Columna de Pedro Lienqueo: Reverencia a la estupidez

Pasados los 80 minutos del partido entre Universidad Católica y Ñublense en Santa Laura, la barra de la UC encendió bengalas y las lanzó a la cancha. Uno vez terminado el encuentro, los jugadores fueron a cantar con quienes intervinieron el desarrollo del juego.

Por PEDRO LIENQUEO / Foto: TWITTER (X)

No es primera vez que lo hacen ni tampoco son los únicos.
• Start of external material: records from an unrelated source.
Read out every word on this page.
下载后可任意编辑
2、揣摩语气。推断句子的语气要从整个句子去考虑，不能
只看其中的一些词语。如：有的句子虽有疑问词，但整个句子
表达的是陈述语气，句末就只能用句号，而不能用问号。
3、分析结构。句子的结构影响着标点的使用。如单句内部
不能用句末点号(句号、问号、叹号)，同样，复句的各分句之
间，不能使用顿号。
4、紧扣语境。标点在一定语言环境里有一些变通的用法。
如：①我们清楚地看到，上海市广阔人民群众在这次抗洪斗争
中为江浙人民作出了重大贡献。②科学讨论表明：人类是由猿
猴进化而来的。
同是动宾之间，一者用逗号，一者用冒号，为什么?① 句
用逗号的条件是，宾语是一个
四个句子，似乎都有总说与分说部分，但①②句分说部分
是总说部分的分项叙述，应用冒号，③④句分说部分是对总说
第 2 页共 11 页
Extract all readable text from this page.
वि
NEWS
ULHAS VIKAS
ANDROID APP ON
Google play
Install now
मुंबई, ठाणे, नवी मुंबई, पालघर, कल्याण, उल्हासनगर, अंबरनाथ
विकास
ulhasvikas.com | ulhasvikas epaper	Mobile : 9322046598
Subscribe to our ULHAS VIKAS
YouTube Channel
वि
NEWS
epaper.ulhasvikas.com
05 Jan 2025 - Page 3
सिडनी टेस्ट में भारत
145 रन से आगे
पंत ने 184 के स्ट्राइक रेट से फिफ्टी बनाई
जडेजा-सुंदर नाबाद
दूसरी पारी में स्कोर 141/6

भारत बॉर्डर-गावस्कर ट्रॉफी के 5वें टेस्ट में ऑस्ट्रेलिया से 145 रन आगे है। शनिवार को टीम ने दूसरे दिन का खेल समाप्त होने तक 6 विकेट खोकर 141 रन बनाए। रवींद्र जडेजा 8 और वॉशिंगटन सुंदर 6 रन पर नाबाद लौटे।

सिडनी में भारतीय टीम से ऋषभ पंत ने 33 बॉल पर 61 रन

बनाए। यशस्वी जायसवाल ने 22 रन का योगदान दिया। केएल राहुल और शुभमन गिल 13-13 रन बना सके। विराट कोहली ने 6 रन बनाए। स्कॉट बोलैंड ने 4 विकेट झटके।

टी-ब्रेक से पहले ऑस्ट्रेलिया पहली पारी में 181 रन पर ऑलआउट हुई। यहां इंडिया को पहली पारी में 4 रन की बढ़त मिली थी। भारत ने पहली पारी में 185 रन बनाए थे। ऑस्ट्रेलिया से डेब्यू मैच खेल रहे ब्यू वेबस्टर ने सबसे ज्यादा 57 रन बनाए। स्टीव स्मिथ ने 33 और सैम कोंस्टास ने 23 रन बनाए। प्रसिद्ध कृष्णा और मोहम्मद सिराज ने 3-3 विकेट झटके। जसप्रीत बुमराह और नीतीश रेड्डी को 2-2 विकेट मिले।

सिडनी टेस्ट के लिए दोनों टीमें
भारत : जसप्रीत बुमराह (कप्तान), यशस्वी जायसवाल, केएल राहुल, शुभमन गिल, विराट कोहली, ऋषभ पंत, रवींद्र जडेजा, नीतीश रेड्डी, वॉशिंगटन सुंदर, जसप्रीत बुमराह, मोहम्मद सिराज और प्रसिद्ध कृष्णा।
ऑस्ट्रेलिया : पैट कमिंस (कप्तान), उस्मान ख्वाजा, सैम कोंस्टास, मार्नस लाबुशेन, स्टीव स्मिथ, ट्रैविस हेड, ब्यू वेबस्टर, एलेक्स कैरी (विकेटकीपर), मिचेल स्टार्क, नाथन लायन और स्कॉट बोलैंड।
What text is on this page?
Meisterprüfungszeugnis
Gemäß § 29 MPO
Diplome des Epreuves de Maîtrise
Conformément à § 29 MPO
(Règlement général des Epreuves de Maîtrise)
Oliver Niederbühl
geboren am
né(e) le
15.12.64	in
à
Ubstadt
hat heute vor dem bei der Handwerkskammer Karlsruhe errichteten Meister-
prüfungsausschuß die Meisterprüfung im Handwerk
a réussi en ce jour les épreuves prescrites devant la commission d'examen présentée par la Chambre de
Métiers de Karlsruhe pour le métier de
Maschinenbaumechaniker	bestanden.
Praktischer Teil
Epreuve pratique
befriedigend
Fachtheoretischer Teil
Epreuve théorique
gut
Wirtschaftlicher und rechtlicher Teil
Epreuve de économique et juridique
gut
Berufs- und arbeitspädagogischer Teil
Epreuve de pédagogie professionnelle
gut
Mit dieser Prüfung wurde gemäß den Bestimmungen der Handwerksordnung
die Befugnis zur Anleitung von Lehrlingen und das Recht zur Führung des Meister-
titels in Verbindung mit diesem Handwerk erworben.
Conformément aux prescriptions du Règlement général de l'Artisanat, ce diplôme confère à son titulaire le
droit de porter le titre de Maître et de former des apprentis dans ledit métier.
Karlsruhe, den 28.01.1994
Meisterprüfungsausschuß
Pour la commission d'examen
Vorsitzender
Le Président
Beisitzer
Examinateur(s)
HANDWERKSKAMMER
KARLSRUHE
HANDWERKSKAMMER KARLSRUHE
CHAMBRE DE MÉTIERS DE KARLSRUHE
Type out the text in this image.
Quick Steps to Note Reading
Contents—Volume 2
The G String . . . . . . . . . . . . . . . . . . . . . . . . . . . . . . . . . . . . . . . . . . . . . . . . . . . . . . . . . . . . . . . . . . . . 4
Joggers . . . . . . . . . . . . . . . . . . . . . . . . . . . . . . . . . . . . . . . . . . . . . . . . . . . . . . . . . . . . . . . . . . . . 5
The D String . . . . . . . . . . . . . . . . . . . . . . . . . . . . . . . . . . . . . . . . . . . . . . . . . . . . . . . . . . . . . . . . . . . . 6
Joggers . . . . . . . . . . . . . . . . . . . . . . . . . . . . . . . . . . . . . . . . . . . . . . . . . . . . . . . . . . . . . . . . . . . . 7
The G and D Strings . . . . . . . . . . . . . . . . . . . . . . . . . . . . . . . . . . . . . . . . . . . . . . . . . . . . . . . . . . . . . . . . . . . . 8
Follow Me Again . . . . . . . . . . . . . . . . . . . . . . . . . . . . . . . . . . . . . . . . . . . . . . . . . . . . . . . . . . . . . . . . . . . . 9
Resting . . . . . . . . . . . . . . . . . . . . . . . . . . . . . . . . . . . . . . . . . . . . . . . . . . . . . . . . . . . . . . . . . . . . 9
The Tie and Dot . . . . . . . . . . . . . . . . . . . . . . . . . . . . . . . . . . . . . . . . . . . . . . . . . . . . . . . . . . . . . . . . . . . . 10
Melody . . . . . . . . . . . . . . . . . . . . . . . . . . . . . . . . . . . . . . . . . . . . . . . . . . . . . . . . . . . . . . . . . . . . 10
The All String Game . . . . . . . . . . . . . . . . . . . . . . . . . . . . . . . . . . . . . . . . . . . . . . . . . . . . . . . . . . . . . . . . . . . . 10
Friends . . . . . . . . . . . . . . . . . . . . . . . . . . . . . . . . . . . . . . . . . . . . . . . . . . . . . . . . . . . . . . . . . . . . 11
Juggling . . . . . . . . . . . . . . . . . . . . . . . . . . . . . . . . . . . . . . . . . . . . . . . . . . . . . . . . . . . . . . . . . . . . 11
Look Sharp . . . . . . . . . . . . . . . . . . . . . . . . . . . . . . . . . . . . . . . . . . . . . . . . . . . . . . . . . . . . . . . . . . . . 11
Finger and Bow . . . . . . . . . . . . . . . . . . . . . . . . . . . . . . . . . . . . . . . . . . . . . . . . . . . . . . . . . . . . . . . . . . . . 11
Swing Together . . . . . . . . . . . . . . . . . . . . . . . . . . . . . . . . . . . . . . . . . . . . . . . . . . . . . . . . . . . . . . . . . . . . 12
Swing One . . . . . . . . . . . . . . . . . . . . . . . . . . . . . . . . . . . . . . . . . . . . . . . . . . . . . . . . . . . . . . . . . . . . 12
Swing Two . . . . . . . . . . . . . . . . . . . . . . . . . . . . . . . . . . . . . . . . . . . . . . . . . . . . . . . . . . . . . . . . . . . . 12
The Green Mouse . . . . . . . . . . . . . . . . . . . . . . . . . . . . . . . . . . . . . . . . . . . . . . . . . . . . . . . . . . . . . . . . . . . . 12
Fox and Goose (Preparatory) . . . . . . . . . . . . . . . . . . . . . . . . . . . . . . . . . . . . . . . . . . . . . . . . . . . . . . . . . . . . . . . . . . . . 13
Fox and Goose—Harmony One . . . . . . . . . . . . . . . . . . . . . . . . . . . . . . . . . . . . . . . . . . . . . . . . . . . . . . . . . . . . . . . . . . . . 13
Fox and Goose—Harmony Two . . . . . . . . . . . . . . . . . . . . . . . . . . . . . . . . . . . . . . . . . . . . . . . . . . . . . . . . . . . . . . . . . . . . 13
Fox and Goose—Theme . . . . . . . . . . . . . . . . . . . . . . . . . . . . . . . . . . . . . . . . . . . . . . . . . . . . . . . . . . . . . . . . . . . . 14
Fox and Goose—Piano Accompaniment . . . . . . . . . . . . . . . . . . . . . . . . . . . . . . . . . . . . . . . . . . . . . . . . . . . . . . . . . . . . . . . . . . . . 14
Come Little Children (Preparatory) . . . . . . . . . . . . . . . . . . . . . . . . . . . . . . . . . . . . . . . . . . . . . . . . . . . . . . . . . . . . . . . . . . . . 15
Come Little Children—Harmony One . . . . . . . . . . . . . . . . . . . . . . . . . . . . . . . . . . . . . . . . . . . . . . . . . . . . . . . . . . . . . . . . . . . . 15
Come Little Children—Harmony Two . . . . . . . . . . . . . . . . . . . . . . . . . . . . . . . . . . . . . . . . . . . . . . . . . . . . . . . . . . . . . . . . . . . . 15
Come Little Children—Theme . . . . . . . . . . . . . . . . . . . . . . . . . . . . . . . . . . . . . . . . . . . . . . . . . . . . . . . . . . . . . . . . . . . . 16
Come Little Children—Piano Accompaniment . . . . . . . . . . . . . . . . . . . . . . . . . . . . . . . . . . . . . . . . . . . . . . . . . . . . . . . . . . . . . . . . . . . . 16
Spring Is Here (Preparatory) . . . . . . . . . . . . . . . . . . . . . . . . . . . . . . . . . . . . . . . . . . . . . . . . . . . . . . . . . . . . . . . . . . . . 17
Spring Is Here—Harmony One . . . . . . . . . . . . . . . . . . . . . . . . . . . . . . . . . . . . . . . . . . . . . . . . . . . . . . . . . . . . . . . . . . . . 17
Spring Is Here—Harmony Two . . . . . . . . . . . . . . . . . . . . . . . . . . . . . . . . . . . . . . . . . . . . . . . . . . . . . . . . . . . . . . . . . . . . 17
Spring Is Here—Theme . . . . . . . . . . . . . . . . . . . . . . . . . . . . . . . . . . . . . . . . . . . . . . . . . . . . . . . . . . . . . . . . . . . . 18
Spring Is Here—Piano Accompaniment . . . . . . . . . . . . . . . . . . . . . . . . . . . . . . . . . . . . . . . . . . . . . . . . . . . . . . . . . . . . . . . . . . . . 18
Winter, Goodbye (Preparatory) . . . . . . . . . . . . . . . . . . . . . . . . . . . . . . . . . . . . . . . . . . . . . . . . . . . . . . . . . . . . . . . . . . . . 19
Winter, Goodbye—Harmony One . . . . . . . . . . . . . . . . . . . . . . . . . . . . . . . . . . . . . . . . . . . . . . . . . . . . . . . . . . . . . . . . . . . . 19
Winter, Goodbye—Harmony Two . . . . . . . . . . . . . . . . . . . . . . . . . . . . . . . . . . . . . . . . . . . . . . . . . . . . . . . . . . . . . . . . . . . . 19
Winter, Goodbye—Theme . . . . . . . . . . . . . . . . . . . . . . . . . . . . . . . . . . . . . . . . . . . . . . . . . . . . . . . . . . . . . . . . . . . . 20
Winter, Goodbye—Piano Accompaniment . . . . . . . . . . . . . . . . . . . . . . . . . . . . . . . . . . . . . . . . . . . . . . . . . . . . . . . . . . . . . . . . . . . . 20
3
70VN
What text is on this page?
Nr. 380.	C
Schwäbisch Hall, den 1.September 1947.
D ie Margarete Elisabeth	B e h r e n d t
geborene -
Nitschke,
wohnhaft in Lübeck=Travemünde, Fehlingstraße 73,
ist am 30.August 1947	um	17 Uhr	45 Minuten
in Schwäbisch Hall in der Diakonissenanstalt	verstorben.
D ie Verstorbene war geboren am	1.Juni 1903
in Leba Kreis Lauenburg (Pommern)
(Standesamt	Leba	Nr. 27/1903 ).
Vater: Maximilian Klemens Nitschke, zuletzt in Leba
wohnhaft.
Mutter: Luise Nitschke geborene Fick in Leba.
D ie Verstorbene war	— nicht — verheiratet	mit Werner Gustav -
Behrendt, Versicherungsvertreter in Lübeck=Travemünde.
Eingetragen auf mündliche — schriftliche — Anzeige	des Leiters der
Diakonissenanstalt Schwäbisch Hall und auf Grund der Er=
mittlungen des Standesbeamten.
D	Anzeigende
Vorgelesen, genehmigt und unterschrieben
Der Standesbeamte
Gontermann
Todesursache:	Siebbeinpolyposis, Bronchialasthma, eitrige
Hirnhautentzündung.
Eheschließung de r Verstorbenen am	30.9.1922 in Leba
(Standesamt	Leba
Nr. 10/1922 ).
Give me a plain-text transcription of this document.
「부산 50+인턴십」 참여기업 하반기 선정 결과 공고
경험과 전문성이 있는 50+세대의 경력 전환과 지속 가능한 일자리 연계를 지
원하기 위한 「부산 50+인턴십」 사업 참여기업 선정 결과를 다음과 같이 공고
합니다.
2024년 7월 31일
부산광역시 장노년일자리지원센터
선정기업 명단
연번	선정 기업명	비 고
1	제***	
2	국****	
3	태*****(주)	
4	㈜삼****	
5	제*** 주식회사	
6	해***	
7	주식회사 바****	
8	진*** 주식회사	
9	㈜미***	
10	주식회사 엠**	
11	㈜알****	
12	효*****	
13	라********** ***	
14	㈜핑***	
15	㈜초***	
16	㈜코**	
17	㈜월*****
Es raro y no cuadra que los jugadores de Universidad Católica festinen con su barra que ha protagonizado hechos vandálicos dentro y fuera de los estadios.

A los 80’ del partido ante Ñublense en Santa Laura, los barristas de la UC, ubicados en el sector sur, encendieron bengalas y las lanzaron a la cancha, provocando la suspensión de ocho minutos, aproximadamente, del encuentro que lo ganaban parcialmente los locales por 2-0.

Cualquiera diría que eso generó molestia en los futbolistas, pero, al parecer, eso no fue así. Ya que, una vez terminado el juego, los jugadores de Católica les hicieron una reverencia -moviendo las manos y cantando- a los hinchas ubicados en el sector donde ocurrieron los hechos.

El festejo fue como si hubiesen validado y respaldado el actuar de los que pudieron haber herido a un espectador, pasapelotas, guardias e, incluso, a los mismos jugadores. Nicolás Peranic estaba muy cerca de esa tribuna.

¿Y qué pasa con el resto de hinchas que se fueron del recinto una vez que cayeron los objetos? ¿Qué pasa con los que se quedaron en las otras tribunas y que sí fueron a ver el partido? ¿Qué tienen los barristas que no tienen los demás fanáticos?

Los jugadores parece que sólo se acuerdan de los que han generado más de un problema, los que no les importa el fútbol (van a cantarse a ellos mismos) y los que son capaces de suspender la actividad con tal en enaltecer su ego. «Sin ustedes, no ganábamos», les faltó decir a los jugadores cruzados.

Además, el hecho empañó el primer gol como profesional del joven Jorge Ortiz, quien es uno de los jugadores proyectables del alicaído fútbol chileno. Al momento de recordarlo en el futuro, seguramente, se le vendrá a la mente que el partido se detuvo por incidentes cerca del final.

Este malestar no es un ensañamiento específico contra la UC, porque también sucede en otros equipos, cuyos jugadores, al momento de entrar a la cancha, se dirigen inmediatamente al sector de la barra, haciéndoles un tributo especial. El resto viene después. Lo correcto y educado sería que celebraran y saludaran por igual a todos los espectadores en el centro del terreno de juego, por respeto al que va a ver el partido, al socio, al abonado, al que sabe de la historia de su club y el que nunca ha generado desórdenes en una tribuna. Estos últimos son los verdaderos fieles.

Celebrar y levantarles la mano a los violentos es reivindicar lo que hacen, como también lo hicieron algunos “genios” e “intelectuales” que validaron a las barras bravas como “luchadores sociales” para el estallido social.

Que los jugadores condenen la violencia en los estadios es un gran paso, teniendo en consideración que tanto dirigentes como autoridades del país no están haciendo nada al respecto. Los que vamos al estadio, cuando podemos, ya nos cansamos de ver este tipo de actos que impiden el desarrollo del juego, que es lo más importante, no la parafernalia y la «fiesta» de los orcos.